What are the issues implied by this question? Surviving Church has also asked the same question in a different way. How can a Church core group function properly when it contains openly hostile individuals to Dean Percy? Bishop Jonathan must be completely aware of all the ambiguities of process and law that still bedevil the Percy Core Group and its proper functioning. The formal answer that is published as a response to Martin Sewell’s question shows no trace of uncertainty or ambiguity. The answer neither answers the question nor does it hint at the struggling humanity of the bishop who spoke to Synod so movingly and passionately about the issue of safeguarding in February Rather we seem, in this answer, to have the words of a legally trained functionary with no pastoral awareness of the issues at stake. That does not reflect the reality of Bishop Jonathan. This formal answer seems neither to engage properly with the question nor offer an answer that could be said to be of any obvious value.

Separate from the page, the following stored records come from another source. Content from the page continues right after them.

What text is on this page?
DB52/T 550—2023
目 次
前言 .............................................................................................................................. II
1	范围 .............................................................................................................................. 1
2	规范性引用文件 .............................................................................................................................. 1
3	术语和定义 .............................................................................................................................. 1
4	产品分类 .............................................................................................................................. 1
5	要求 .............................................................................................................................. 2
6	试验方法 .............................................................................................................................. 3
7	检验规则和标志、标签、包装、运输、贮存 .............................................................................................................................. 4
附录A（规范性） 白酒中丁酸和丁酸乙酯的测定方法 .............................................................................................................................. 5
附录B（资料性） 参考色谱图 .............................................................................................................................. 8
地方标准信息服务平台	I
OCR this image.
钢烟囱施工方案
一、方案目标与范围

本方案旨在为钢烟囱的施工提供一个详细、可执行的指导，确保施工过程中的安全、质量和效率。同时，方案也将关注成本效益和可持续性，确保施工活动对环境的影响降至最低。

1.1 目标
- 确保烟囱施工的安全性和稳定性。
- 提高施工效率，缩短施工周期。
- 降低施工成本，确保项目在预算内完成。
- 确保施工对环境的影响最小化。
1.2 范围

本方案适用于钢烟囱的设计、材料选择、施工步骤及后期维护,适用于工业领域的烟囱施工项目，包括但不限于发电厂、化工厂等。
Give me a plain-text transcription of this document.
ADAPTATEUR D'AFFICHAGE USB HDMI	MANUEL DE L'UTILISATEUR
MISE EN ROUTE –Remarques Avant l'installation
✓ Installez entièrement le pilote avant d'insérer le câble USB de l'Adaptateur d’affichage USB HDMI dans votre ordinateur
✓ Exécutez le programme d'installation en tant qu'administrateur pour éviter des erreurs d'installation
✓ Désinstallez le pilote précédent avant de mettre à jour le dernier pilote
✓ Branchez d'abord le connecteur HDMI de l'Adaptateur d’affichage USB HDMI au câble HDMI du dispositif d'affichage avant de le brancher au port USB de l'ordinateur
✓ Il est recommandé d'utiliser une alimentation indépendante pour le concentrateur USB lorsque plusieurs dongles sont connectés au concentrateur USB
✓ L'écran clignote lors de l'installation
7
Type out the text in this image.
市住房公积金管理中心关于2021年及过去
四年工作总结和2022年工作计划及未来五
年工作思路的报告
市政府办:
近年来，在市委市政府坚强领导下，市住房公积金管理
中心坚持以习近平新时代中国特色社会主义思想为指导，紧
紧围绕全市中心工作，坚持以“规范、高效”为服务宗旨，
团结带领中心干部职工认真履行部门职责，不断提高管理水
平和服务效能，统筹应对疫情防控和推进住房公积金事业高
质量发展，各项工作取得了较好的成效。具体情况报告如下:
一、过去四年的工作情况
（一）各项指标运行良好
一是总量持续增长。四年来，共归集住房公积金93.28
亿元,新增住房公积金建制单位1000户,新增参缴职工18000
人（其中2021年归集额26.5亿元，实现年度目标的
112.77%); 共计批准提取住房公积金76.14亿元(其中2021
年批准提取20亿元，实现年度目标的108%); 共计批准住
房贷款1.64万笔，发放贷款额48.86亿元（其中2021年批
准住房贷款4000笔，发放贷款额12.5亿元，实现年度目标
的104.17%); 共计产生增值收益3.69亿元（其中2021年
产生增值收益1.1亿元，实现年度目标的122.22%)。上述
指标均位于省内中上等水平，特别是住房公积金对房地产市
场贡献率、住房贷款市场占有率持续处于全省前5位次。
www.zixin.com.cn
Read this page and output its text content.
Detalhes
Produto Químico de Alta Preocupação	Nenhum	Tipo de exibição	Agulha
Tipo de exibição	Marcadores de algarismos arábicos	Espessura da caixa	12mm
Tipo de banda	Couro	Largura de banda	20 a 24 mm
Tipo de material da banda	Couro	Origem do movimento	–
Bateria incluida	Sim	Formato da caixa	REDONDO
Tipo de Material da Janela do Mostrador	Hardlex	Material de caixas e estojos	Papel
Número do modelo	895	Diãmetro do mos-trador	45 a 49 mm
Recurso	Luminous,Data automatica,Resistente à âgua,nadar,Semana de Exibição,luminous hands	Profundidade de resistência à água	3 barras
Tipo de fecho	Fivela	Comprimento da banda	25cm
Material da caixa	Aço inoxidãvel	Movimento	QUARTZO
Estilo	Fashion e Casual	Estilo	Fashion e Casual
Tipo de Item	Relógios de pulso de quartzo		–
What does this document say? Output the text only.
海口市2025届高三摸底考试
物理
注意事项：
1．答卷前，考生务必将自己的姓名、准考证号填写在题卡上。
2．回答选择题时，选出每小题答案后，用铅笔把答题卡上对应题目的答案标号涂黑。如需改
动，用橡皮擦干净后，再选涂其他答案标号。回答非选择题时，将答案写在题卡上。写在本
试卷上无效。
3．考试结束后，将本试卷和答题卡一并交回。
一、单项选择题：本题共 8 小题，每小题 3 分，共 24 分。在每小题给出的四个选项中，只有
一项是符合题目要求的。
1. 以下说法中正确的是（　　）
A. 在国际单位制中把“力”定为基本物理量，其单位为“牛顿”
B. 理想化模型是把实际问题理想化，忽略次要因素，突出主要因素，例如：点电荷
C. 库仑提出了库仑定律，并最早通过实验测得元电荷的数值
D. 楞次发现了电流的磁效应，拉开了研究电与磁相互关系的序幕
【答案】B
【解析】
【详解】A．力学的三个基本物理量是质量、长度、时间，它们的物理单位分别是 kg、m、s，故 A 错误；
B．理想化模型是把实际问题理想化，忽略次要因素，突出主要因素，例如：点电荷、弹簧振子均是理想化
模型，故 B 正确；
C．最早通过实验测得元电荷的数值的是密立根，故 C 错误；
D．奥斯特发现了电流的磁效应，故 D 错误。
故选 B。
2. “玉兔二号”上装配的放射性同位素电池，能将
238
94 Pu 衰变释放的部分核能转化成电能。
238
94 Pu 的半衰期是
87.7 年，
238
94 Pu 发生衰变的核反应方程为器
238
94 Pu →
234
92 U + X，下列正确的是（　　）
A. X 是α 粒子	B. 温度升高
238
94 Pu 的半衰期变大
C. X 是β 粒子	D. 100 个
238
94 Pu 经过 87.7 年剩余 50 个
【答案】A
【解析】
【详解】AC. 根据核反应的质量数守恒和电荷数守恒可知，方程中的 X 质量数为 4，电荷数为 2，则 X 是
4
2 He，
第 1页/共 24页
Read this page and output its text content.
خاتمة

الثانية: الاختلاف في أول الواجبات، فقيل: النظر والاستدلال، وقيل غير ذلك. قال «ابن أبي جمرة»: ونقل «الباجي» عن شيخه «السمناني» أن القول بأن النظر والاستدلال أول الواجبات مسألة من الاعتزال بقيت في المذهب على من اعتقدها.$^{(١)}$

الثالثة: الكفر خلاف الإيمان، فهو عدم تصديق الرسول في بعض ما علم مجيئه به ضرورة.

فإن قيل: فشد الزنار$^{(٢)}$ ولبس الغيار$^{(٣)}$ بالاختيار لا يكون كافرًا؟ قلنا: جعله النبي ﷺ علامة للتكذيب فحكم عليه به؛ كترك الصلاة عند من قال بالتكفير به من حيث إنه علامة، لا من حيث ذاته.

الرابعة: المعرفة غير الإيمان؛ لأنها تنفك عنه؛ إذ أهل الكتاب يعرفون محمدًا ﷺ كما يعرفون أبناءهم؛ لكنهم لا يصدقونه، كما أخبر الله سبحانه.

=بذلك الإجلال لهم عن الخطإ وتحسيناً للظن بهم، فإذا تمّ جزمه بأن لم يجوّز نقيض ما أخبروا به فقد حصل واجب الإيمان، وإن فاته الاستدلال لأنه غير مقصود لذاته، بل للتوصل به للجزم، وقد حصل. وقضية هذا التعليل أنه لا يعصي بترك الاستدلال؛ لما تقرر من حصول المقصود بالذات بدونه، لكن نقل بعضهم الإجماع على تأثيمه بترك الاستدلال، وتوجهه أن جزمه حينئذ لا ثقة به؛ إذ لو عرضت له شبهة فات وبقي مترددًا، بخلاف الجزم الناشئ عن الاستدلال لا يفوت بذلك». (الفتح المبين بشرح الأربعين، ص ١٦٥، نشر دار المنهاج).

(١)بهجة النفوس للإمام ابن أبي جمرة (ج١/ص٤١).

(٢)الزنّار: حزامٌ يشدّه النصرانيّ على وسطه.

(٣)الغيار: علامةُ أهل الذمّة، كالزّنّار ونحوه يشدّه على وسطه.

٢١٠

I have no means of knowing exactly how questions at Synod are dealt with and responded to. If my speculation is even partly right, that a Bishop’s reply has been drafted by a lawyer and we are witnessing a terrifying vision. The Church of England is led, not by bishops or archbishops but civil servants and lawyers who are hidden away in Church House. The task of General Synod is surely to demand to see the ‘real’ Bishop Jonathan, not the one who is not permitted to answer for himself questions put to him by members of Synod. In the case of Martin Sewell’s question, the individuals addressed were not reached. Bishop Jonathan/anonymous Church lawyer deflected the question before it reached its destination. Is that really how we want the Church to be organised? Is there an English word to denote an organisation run by lawyers? Perhaps that is indeed what we now have in England!